Kenya also recorded 4,743 local and 218 international business conferences last year that brought together 768,875 delegates across the numerous hotels and lodges.

Physical distancing measures recommended by health experts to stop the spread of coronavirus have seen meetings and gatherings move online.

This has dealt a blow to hundreds of businesses that depend on the trade directly and indirectly.

Mr Evans said Hemingways' has retained all 500 permanent and contract staff, even as the company is forced to prudently manage its cashflow and review supplier contracts. 

“Our primary focus has been the security and well-being of our staff across our entire group,” he said.

“Many of our corporate clients and trade partners and suppliers have been supportive and I think the industry is really coming together to overcome this crisis together.”

In the 2020-21 financial year, the tourism sector has been one of the few sectors spared drastic budgetary cuts in the wake of a widening budget deficit.

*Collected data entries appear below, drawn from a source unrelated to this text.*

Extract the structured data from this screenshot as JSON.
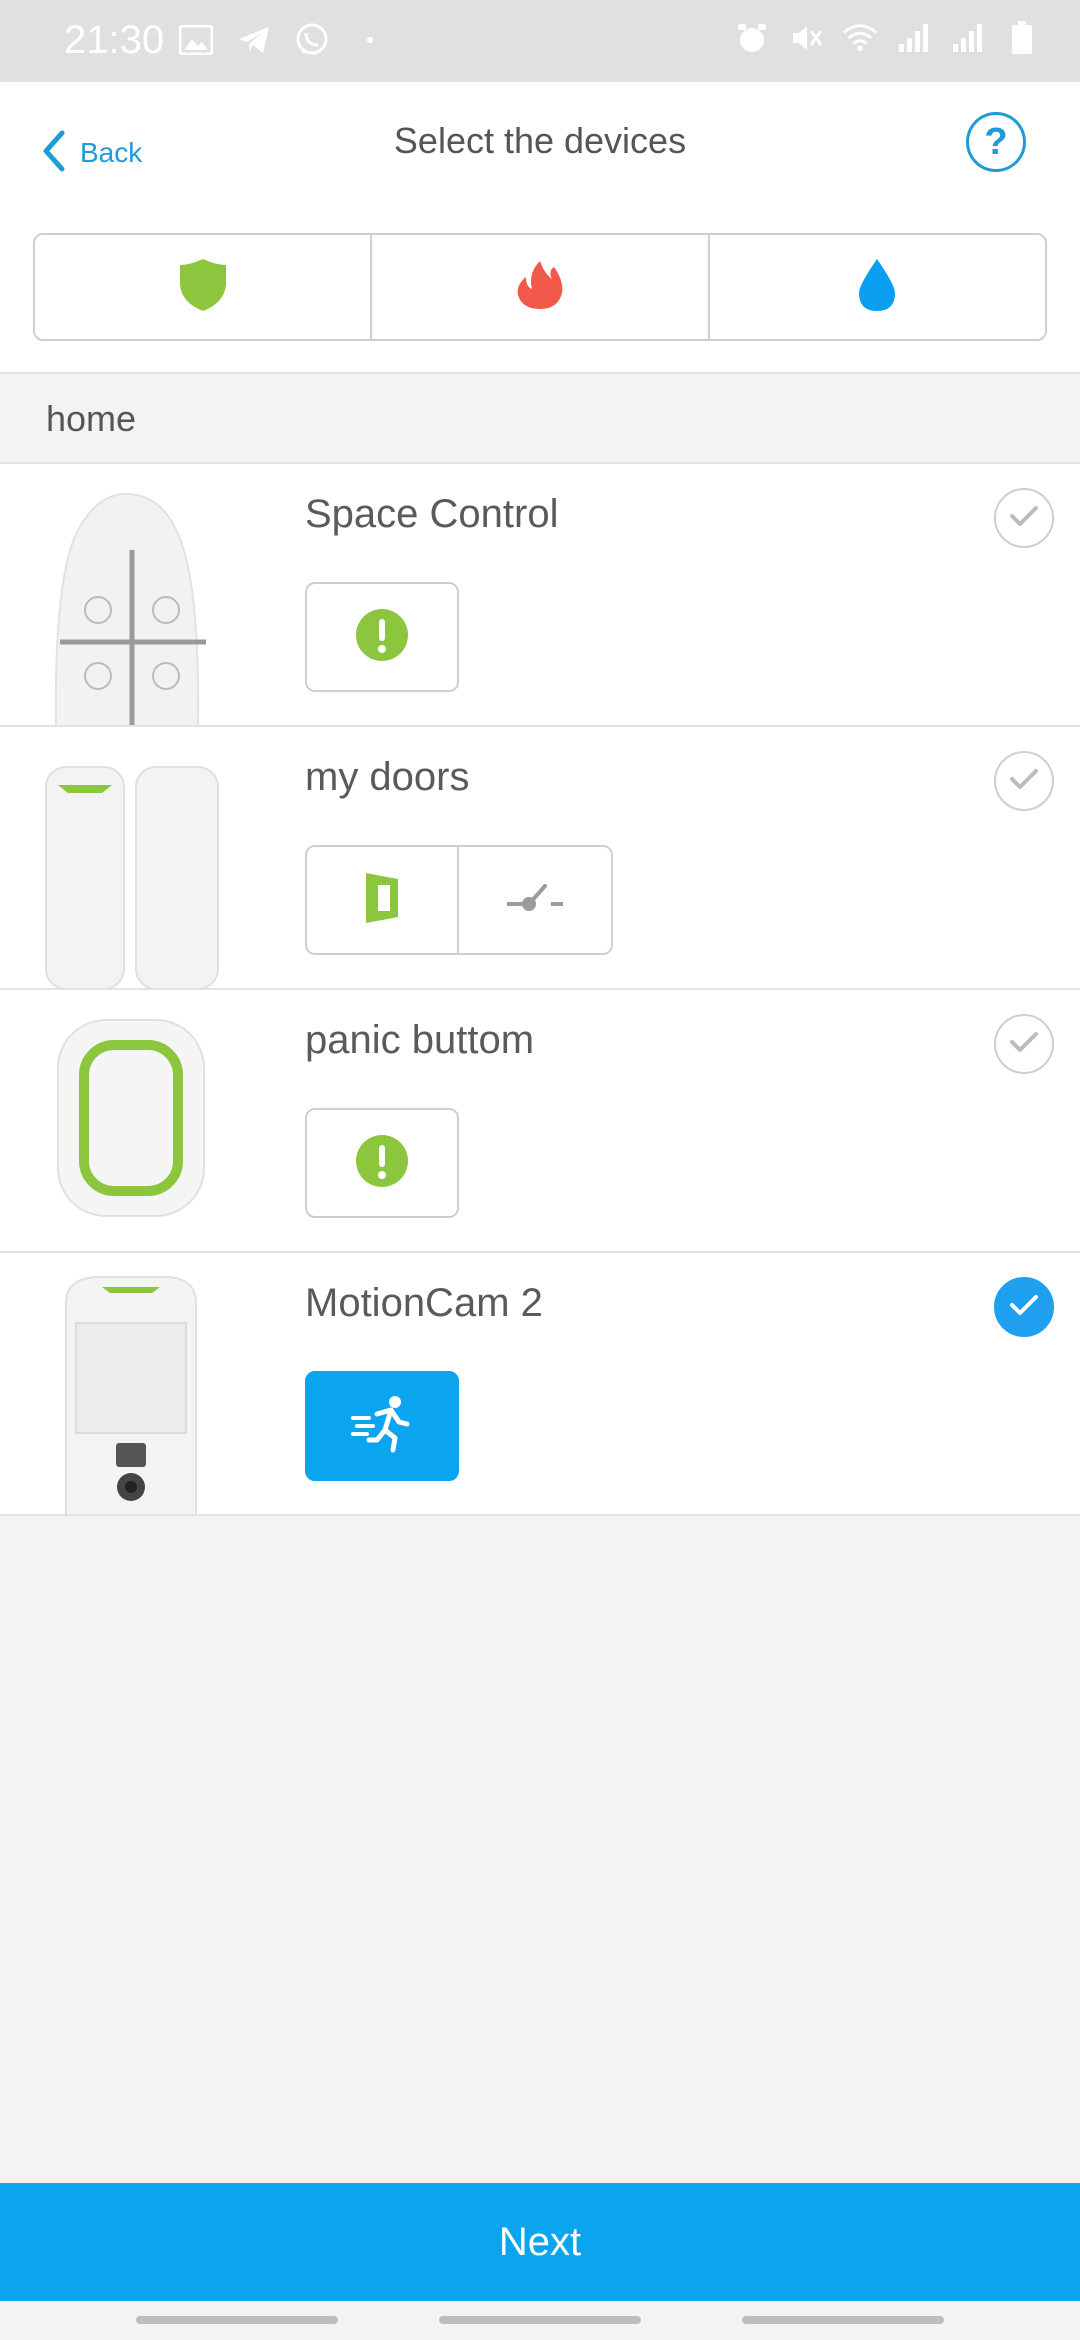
{
  "status_bar": {
    "time": "21:30",
    "left_icons": [
      "image-icon",
      "telegram-icon",
      "viber-icon",
      "dot-icon"
    ],
    "right_icons": [
      "alarm-icon",
      "mute-icon",
      "wifi-icon",
      "signal-icon",
      "signal-roaming-icon",
      "battery-icon"
    ]
  },
  "header": {
    "back_label": "Back",
    "title": "Select the devices",
    "help_label": "?"
  },
  "filter": {
    "segments": [
      {
        "icon": "shield-icon",
        "color": "#8cc63f"
      },
      {
        "icon": "flame-icon",
        "color": "#f15a4a"
      },
      {
        "icon": "drop-icon",
        "color": "#0a9ff0"
      }
    ]
  },
  "section": {
    "label": "home"
  },
  "devices": [
    {
      "name": "Space Control",
      "image": "space-control-icon",
      "selected": false,
      "chips": [
        "alert-icon"
      ]
    },
    {
      "name": "my doors",
      "image": "door-protect-icon",
      "selected": false,
      "chips": [
        "door-icon",
        "switch-icon"
      ]
    },
    {
      "name": "panic buttom",
      "image": "panic-button-icon",
      "selected": false,
      "chips": [
        "alert-icon"
      ]
    },
    {
      "name": "MotionCam 2",
      "image": "motioncam-icon",
      "selected": true,
      "chips": [
        "running-person-icon"
      ]
    }
  ],
  "colors": {
    "accent": "#0aa4ef",
    "green": "#8cc63f",
    "text": "#555555"
  },
  "footer": {
    "next_label": "Next"
  }
}
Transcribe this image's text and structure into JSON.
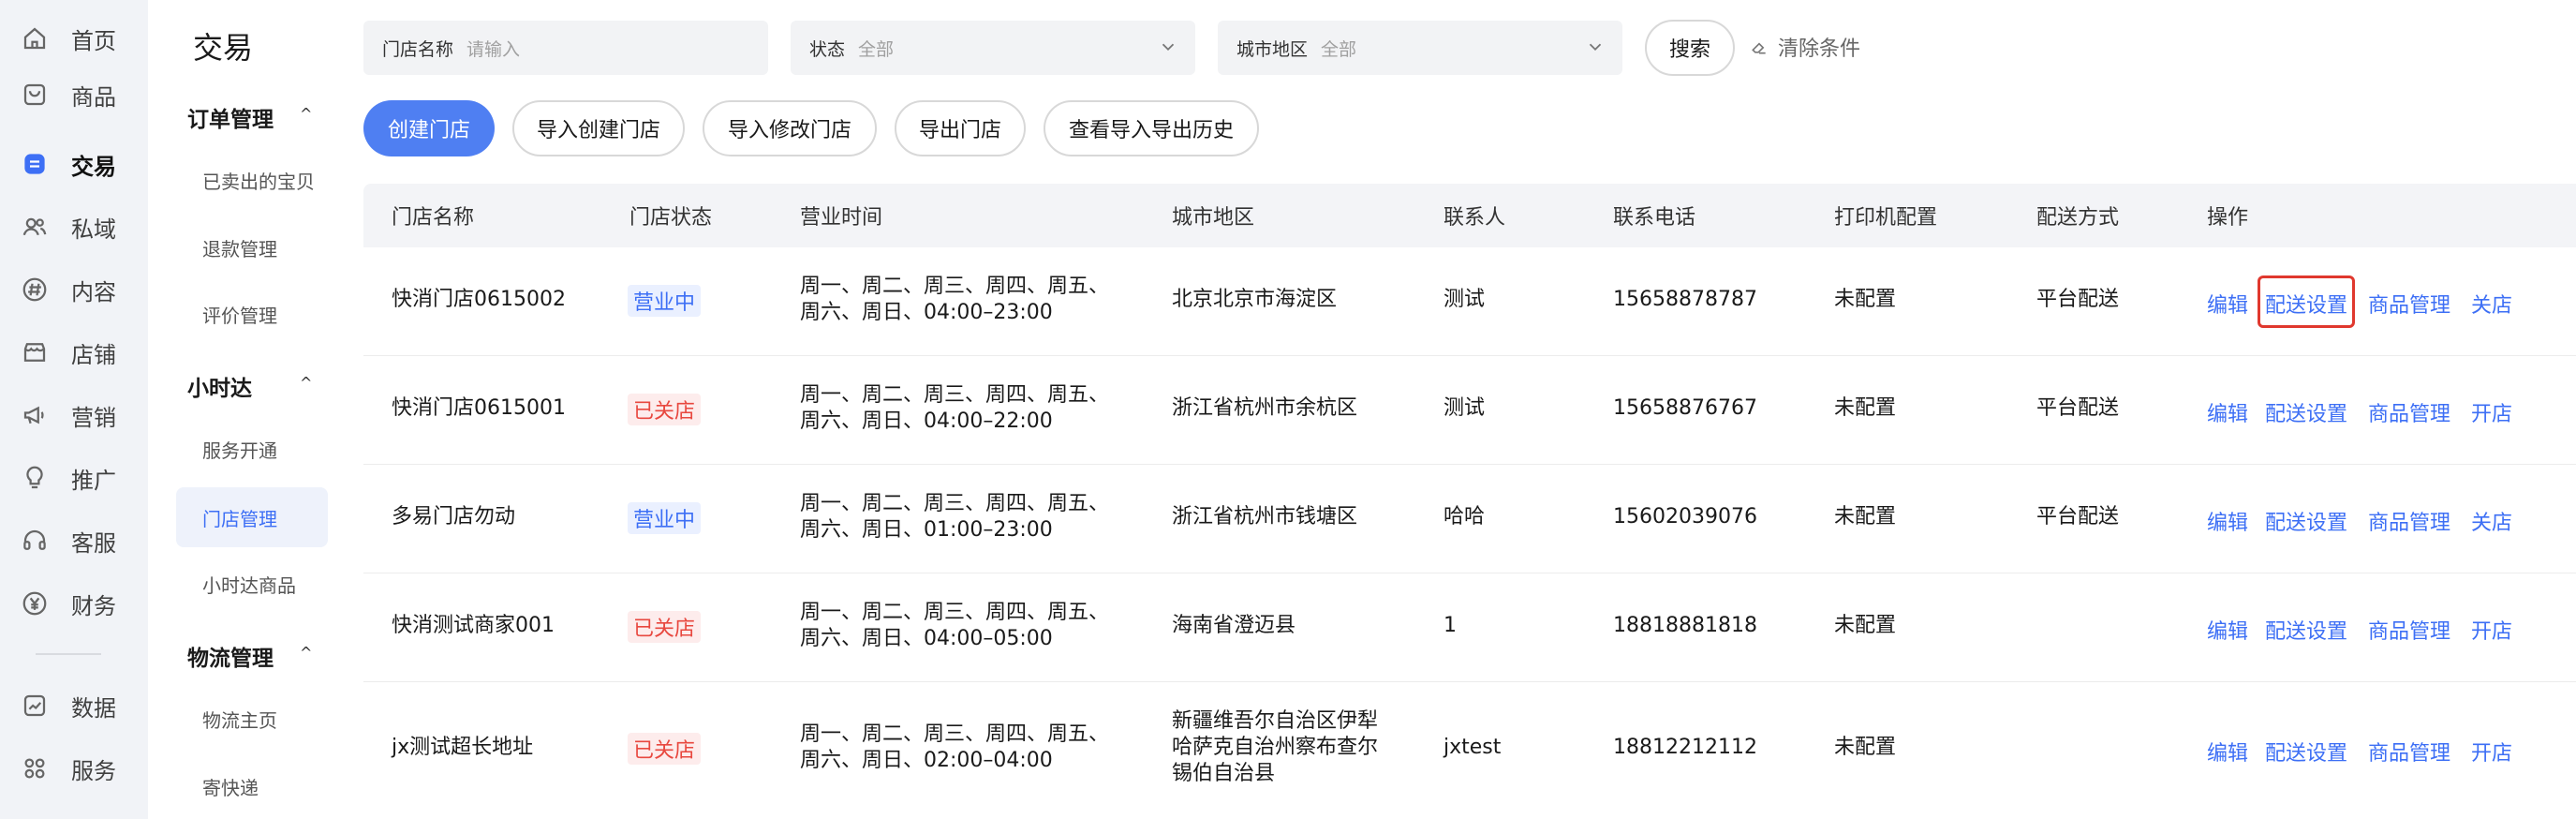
{
  "rail": {
    "items": [
      {
        "label": "首页",
        "icon": "home-icon"
      },
      {
        "label": "商品",
        "icon": "bag-icon"
      },
      {
        "label": "交易",
        "icon": "trade-icon"
      },
      {
        "label": "私域",
        "icon": "users-icon"
      },
      {
        "label": "内容",
        "icon": "hashtag-icon"
      },
      {
        "label": "店铺",
        "icon": "store-icon"
      },
      {
        "label": "营销",
        "icon": "megaphone-icon"
      },
      {
        "label": "推广",
        "icon": "bulb-icon"
      },
      {
        "label": "客服",
        "icon": "headset-icon"
      },
      {
        "label": "财务",
        "icon": "yen-icon"
      },
      {
        "label": "数据",
        "icon": "chart-icon"
      },
      {
        "label": "服务",
        "icon": "grid-icon"
      }
    ],
    "active": "交易"
  },
  "sidebar": {
    "title": "交易",
    "groups": [
      {
        "label": "订单管理",
        "items": [
          "已卖出的宝贝",
          "退款管理",
          "评价管理"
        ]
      },
      {
        "label": "小时达",
        "items": [
          "服务开通",
          "门店管理",
          "小时达商品"
        ]
      },
      {
        "label": "物流管理",
        "items": [
          "物流主页",
          "寄快递"
        ]
      }
    ],
    "active_item": "门店管理"
  },
  "filters": {
    "store_name": {
      "label": "门店名称",
      "placeholder": "请输入"
    },
    "status": {
      "label": "状态",
      "value": "全部"
    },
    "region": {
      "label": "城市地区",
      "value": "全部"
    },
    "search_label": "搜索",
    "clear_label": "清除条件"
  },
  "actions": {
    "create": "创建门店",
    "import_create": "导入创建门店",
    "import_modify": "导入修改门店",
    "export": "导出门店",
    "history": "查看导入导出历史"
  },
  "table": {
    "columns": [
      "门店名称",
      "门店状态",
      "营业时间",
      "城市地区",
      "联系人",
      "联系电话",
      "打印机配置",
      "配送方式",
      "操作"
    ],
    "rows": [
      {
        "name": "快消门店0615002",
        "status": "营业中",
        "status_type": "open",
        "hours_line1": "周一、周二、周三、周四、周五、",
        "hours_line2": "周六、周日、04:00–23:00",
        "region_lines": [
          "北京北京市海淀区"
        ],
        "contact": "测试",
        "phone": "15658878787",
        "printer": "未配置",
        "delivery": "平台配送",
        "ops": [
          "编辑",
          "配送设置",
          "商品管理",
          "关店"
        ]
      },
      {
        "name": "快消门店0615001",
        "status": "已关店",
        "status_type": "closed",
        "hours_line1": "周一、周二、周三、周四、周五、",
        "hours_line2": "周六、周日、04:00–22:00",
        "region_lines": [
          "浙江省杭州市余杭区"
        ],
        "contact": "测试",
        "phone": "15658876767",
        "printer": "未配置",
        "delivery": "平台配送",
        "ops": [
          "编辑",
          "配送设置",
          "商品管理",
          "开店"
        ]
      },
      {
        "name": "多易门店勿动",
        "status": "营业中",
        "status_type": "open",
        "hours_line1": "周一、周二、周三、周四、周五、",
        "hours_line2": "周六、周日、01:00–23:00",
        "region_lines": [
          "浙江省杭州市钱塘区"
        ],
        "contact": "哈哈",
        "phone": "15602039076",
        "printer": "未配置",
        "delivery": "平台配送",
        "ops": [
          "编辑",
          "配送设置",
          "商品管理",
          "关店"
        ]
      },
      {
        "name": "快消测试商家001",
        "status": "已关店",
        "status_type": "closed",
        "hours_line1": "周一、周二、周三、周四、周五、",
        "hours_line2": "周六、周日、04:00–05:00",
        "region_lines": [
          "海南省澄迈县"
        ],
        "contact": "1",
        "phone": "18818881818",
        "printer": "未配置",
        "delivery": "",
        "ops": [
          "编辑",
          "配送设置",
          "商品管理",
          "开店"
        ]
      },
      {
        "name": "jx测试超长地址",
        "status": "已关店",
        "status_type": "closed",
        "hours_line1": "周一、周二、周三、周四、周五、",
        "hours_line2": "周六、周日、02:00–04:00",
        "region_lines": [
          "新疆维吾尔自治区伊犁",
          "哈萨克自治州察布查尔",
          "锡伯自治县"
        ],
        "contact": "jxtest",
        "phone": "18812212112",
        "printer": "未配置",
        "delivery": "",
        "ops": [
          "编辑",
          "配送设置",
          "商品管理",
          "开店"
        ]
      }
    ]
  },
  "colors": {
    "accent": "#4f7ff2",
    "link": "#3d6ff5",
    "danger": "#e8483f",
    "highlight": "#e0382e"
  }
}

Ms Radier said the sector must be braced for significant changes in the post-coronavirus era. 

“Going forward, expectations will be different which means we must start getting ready for them,” she said.

“The domestic market offers a new prospect now, but even so, we must be ready to offer diverse quality offerings to suit our client’s expectations.”

Evans said the government should be working to strengthen health protocols at the country’s points of entry to be compliant with global standards once international travel resumes.

“We are concerned that international airlines may not re-instate flights back to Kenya once restrictions are lifted due to capacity reductions and cost management that they are all undertaking currently,” said Evans.

“We believe a key investment must be to offer them incentives to these airlines so that they can return to Kenya as soon as possible."